I veer to the road’s shoulder, leaping between piles of debris. My laser range finder scans a hundred times a second, registering every obstacle. I am aware of the raised edges of paint on the road, every snag and crevice in the dented hoods and roofs of the automobiles under my feet. At the exit ramp, I climb a weedy lane until I reach the overpass. I scramble over rusted, toppled cars that are grown through with saplings and grass. Jogging to the middle of the bridge, I climb onto the outside railing and stand poised. My moment is almost here.
Dim headlights. A pickup truck, approaching fast. I am close enough now to see the small-arms fire sparking from the fleeing vehicle. A person is leaning out of the window, firing an assault rifle in controlled bursts. Two more compromised quadruped sprinters are approximately ten meters behind the truck and gaining.
Something has reached out into the woods and found these leftover war machines. Archos R-14 is gone. . . . I wonder who or what claimed these weapons.
Swerving, the damaged pickup truck nears my overpass.
“Tribal authority personnel. Do not be alarmed,” I radio.

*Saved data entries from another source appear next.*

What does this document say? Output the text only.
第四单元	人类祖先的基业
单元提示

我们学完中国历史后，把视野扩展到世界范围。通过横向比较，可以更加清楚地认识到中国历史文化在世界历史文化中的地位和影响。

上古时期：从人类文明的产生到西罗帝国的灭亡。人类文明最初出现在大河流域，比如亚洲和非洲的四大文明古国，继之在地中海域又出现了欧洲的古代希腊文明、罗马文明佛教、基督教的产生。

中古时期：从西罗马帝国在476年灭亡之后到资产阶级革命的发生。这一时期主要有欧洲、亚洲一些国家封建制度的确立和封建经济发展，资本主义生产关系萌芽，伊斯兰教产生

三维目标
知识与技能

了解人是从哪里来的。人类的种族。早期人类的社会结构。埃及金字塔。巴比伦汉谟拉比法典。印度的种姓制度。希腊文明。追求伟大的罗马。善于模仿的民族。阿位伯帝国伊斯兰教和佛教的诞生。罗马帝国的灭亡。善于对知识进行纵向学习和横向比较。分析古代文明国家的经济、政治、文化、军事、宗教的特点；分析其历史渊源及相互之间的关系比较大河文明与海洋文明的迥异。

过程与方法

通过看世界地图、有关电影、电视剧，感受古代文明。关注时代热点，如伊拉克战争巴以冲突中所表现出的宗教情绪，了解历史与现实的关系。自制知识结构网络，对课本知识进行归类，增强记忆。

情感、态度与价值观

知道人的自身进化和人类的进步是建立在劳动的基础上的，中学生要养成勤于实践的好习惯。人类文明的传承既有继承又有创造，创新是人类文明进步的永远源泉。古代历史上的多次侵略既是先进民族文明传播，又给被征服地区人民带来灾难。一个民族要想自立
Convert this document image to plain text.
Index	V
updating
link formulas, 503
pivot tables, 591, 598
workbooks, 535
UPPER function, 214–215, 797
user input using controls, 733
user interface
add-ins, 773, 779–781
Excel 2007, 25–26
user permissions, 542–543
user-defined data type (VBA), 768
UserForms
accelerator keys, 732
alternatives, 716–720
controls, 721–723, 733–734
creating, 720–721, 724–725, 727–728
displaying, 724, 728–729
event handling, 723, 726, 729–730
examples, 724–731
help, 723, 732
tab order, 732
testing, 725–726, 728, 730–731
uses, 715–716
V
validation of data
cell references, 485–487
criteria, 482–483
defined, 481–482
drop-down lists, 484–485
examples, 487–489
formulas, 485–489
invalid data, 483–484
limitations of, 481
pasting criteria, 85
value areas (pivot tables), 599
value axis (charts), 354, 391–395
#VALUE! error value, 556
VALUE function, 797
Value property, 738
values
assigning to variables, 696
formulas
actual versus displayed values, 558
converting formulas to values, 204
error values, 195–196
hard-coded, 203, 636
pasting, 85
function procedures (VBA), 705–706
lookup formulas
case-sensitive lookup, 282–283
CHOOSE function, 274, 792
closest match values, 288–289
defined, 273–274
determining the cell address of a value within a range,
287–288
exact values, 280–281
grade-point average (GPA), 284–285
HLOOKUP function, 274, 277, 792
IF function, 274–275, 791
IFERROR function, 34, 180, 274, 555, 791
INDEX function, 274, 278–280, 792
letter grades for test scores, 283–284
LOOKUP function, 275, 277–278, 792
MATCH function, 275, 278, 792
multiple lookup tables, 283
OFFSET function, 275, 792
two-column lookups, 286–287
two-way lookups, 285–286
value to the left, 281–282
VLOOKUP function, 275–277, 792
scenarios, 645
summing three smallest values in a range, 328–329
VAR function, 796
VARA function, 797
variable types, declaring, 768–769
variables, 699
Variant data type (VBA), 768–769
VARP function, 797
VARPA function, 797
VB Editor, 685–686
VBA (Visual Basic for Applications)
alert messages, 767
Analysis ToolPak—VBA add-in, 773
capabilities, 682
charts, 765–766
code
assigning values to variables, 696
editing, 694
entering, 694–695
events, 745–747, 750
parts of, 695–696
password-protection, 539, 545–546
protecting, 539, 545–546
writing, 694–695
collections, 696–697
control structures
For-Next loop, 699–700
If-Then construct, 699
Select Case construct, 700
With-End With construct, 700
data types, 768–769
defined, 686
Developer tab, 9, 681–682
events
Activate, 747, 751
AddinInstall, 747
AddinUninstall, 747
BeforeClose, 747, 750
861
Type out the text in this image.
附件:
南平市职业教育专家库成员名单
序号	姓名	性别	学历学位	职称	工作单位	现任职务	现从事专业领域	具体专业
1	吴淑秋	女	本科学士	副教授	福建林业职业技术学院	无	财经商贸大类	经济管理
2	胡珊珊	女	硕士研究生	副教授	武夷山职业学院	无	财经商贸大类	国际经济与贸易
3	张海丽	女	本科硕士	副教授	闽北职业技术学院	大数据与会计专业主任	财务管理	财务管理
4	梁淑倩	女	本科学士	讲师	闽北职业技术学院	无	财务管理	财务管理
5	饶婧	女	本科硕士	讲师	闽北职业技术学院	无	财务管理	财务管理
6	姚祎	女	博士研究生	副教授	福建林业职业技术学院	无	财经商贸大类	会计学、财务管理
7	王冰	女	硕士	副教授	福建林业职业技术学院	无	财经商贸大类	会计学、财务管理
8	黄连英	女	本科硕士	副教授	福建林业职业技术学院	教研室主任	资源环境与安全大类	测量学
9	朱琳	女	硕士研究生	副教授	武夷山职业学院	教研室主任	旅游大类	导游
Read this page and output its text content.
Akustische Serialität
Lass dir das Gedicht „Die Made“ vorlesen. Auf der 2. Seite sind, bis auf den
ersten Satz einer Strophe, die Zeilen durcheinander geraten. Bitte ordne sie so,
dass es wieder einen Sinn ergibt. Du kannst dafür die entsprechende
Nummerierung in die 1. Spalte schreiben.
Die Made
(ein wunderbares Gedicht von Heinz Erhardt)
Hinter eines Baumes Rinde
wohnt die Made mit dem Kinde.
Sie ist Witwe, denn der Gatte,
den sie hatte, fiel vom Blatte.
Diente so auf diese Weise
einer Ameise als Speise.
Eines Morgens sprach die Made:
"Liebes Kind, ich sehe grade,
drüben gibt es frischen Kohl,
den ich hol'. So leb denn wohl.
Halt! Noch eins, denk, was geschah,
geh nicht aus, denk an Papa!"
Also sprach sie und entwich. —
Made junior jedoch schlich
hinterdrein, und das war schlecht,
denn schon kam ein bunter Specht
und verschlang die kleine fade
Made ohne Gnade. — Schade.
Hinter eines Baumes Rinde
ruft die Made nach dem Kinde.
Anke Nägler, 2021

“Who the hell is—look out!” comes the reply.
I step off the railing.
A hood blurs by underneath and I land with a crunch in the bed of the pickup truck. Inside the rear window, two people crane to look at me, their sweaty faces gleaming in the greenish glow from the instrument cluster. A male and a female. Both are open-mouthed, exhibiting a reaction consistent with surprise. An emotion that will quickly turn to fear. Actions speak louder than words.
So I say nothing.
Bracing myself on my knees, I turn and level the M240 on the roadway behind us. Then I open fire. Tracer streaks saturate my vision as the pavement spits shrapnel. The quads are trying to dodge, but it’s too late. Needles of kinetically charged ammunition send them both tumbling.
And a blue bolt of lightning falls from the sky—a transmission.
“Arbiter, this is your Adjudicator. Route yourself to Freeborn City. Acknowledge.”
“Negative that,” I transmit.
I pivot the nose of my gun up and turn to the rear window. There is no choice but to speak in human-audible frequencies. I hope they do not react poorly to my low-pitched, grinding voice.
“Identification: Freeborn Arbiter-class designated Nine Oh Two.”
“Holy shit,” says the bearded male, slowing the car down to a stop. A pale face peers out at me through the dusty slide-panel window. The vehicle idles loudly, shivering and coughing in the chilly night. “Holy shit. What does it want?” asks the male.
“I want to help you,” I respond.
Adjudicator Alpha Zero will have to wait.